New Delhi/London: Liz Truss, the Prime Minister of the UK, resigned today after 45 days in power, the shortest term for a British PM. Her economic programme sent shockwaves through the markets and divided her Conservative Party. She was appointed over Rishi Sunak.
“Given the situation, I cannot carry out the mandate for which I was elected…I will remain as Prime Minister until a successor has been chosen,” Ms Truss told reporters today.
The pound rose 0.36 per cent today. A “mini-budget” last month had proposed vast, unfunded tax cuts, triggering an intervention from the Bank of England as borrowing costs surged, the pound tumbled and mortgage rates jumped.
Ms Truss announced her resignation less than 24 hours after she said, “I am a fighter and not a quitter”, in response to MPs who criticised her. “I am someone who is prepared to front up. I’m prepared to take the tough decisions,” she said yesterday.
Ms Truss’ chaotic premiership was mortally wounded despite having barely begun. Discounting 10 days of mourning for the late Queen Elizabeth II, Ms Truss had only a week before her political programme imploded, leading to the sacking of her Finance Minister Kwasi Kwarteng.
Mr Kwarteng, who was seen as like-minded with Ms Truss, had announced a “mini-budget” which detailed the price of an energy scheme worth $67 billion over the next six months. But he did not have measures to raise funds.
Instead, the then Finance Minister announced massive new borrowings to pay for sweeping tax cuts – including for top-earners – along with scrapping a cap on bankers’ bonuses.

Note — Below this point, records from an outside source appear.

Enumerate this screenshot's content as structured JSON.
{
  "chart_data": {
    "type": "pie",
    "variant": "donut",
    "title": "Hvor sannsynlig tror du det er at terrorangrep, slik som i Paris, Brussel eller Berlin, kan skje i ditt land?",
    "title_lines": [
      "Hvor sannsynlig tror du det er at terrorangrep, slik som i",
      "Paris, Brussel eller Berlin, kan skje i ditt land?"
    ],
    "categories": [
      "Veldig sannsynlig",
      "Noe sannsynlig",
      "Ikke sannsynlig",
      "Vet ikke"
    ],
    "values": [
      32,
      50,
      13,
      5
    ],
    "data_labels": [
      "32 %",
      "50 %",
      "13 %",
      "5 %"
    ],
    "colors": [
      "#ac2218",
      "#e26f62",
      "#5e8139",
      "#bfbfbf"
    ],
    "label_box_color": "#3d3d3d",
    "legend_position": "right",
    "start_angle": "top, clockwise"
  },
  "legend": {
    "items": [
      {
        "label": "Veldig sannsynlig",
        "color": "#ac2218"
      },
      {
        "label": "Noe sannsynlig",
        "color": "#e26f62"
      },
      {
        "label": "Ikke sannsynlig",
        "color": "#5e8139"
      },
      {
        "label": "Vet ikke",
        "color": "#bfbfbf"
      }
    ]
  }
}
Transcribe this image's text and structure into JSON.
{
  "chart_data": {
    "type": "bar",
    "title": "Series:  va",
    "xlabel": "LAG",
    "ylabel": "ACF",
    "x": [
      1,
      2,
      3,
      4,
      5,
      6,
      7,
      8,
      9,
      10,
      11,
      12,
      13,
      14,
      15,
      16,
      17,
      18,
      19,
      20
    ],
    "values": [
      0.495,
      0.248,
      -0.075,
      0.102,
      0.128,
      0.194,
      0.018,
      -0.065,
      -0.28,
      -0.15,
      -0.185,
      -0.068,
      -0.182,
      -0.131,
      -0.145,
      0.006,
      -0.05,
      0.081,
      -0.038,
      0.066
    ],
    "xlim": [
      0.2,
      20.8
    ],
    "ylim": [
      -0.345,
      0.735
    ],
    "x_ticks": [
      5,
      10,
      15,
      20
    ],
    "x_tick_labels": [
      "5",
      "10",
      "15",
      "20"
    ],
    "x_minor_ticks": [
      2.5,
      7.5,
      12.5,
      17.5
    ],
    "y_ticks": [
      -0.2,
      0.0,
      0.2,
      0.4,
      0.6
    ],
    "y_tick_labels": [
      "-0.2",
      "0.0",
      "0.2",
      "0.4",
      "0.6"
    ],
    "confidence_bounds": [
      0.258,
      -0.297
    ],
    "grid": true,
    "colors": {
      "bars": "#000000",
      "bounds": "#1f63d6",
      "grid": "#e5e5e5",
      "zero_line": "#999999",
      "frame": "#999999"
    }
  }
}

The announcement drew immediate political fire for being unfair, and the pound fell towards parity against the dollar. Mr Kwarteng and Mr Truss were then forced into a humiliating U-turn, scrapping the planned cut in the top rate of income tax.
By this morning, more than a dozen Conservative MPs had publicly urged Ms Truss to resign, after her tax-cutting plans caused a market meltdown during an already severe cost-of-living crisis.
Labour leader Keir Starmer, whose opposition party has surged in opinion polls on the back of Ms Truss’s short, crisis-plagued tenure, demanded a general election “now”.
Ms Truss beat former Finance Minister Rishi Sunak in the leadership race after Boris Johnson announced his resignation in July — but Mr Johnson supporters have vowed to block a coronation for Mr Sunak now.